What will be the next energy technology that can replace the burning of
fossil fuels?
How should children and young people be given equal opportunities?
What is the continuing role of the Internet?
How do present individual wealth disparities compare with those of the past?
Do national aggregations (e.g. a country's GDP) mean anything any longer?
What actually motivates consumers beyond simplistic notions of "greed" or
"envy"?
Does evolutionary biology have anything to contribute to economics?
What role will genetics play in future business?
What will be the effect of continuing job specializations?
Why has the financial sector become so large in recent decades?
Does the declining birth rate in advanced countries mean ultimate extinction?

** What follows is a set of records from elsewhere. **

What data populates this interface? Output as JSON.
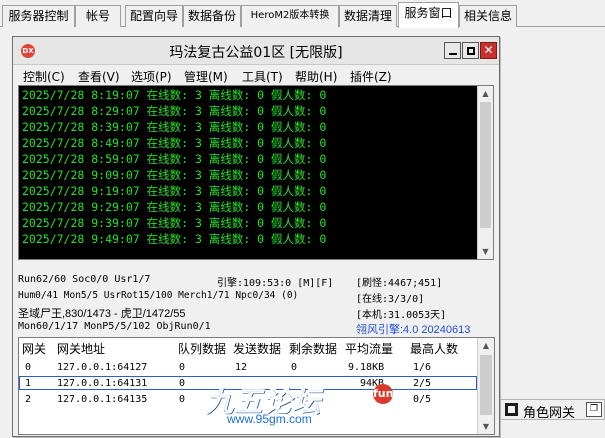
{
  "outer_tabs": [
    "服务器控制",
    "帐号",
    "配置向导",
    "数据备份",
    "HeroM2版本转换",
    "数据清理",
    "服务窗口",
    "相关信息"
  ],
  "active_tab_index": 6,
  "window": {
    "title": "玛法复古公益01区 [无限版]",
    "menus": [
      "控制(C)",
      "查看(V)",
      "选项(P)",
      "管理(M)",
      "工具(T)",
      "帮助(H)",
      "插件(Z)"
    ]
  },
  "console": {
    "text_color": "#23e323",
    "lines": [
      "2025/7/28 8:19:07 在线数: 3 离线数: 0 假人数: 0",
      "2025/7/28 8:29:07 在线数: 3 离线数: 0 假人数: 0",
      "2025/7/28 8:39:07 在线数: 3 离线数: 0 假人数: 0",
      "2025/7/28 8:49:07 在线数: 3 离线数: 0 假人数: 0",
      "2025/7/28 8:59:07 在线数: 3 离线数: 0 假人数: 0",
      "2025/7/28 9:09:07 在线数: 3 离线数: 0 假人数: 0",
      "2025/7/28 9:19:07 在线数: 3 离线数: 0 假人数: 0",
      "2025/7/28 9:29:07 在线数: 3 离线数: 0 假人数: 0",
      "2025/7/28 9:39:07 在线数: 3 离线数: 0 假人数: 0",
      "2025/7/28 9:49:07 在线数: 3 离线数: 0 假人数: 0"
    ]
  },
  "stats": {
    "line1": "Run62/60 Soc0/0 Usr1/7",
    "engine": "引擎:109:53:0 [M][F]",
    "refresh": "[刷怪:4467;451]",
    "line2": "Hum0/41 Mon5/5 UsrRot15/100 Merch1/71 Npc0/34 (0)",
    "online": "[在线:3/3/0]",
    "line3": "圣域尸王,830/1473 - 虎卫/1472/55",
    "local": "[本机:31.0053天]",
    "line4": "Mon60/1/17 MonP5/5/102 ObjRun0/1",
    "version": "翎风引擎:4.0 20240613"
  },
  "gateway_table": {
    "columns": [
      "网关",
      "网关地址",
      "队列数据",
      "发送数据",
      "剩余数据",
      "平均流量",
      "最高人数"
    ],
    "rows": [
      [
        "0",
        "127.0.0.1:64127",
        "0",
        "12",
        "0",
        "9.18KB",
        "1/6"
      ],
      [
        "1",
        "127.0.0.1:64131",
        "0",
        "",
        "",
        "94KB",
        "2/5"
      ],
      [
        "2",
        "127.0.0.1:64135",
        "0",
        "",
        "",
        "",
        "0/5"
      ]
    ],
    "selected_row": 1
  },
  "watermark": {
    "logo": "九五论坛",
    "url": "www.95gm.com",
    "badge": "fun"
  },
  "dock": {
    "label": "角色网关",
    "button_icon": "restore-icon"
  }
}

Is money a valuable good in its own right or is it a piece of paper?
What consumer products, presently enjoyed by the rich, await mass production?
When we know how to divide ourselves into two species who will be motivated
to do so?
Will there be an economic benefit in becoming two or more separate species?
How do we put an economic value on the ecosystem?
All of these are important modern questions which classical economists
could not even have asked, never mind answered.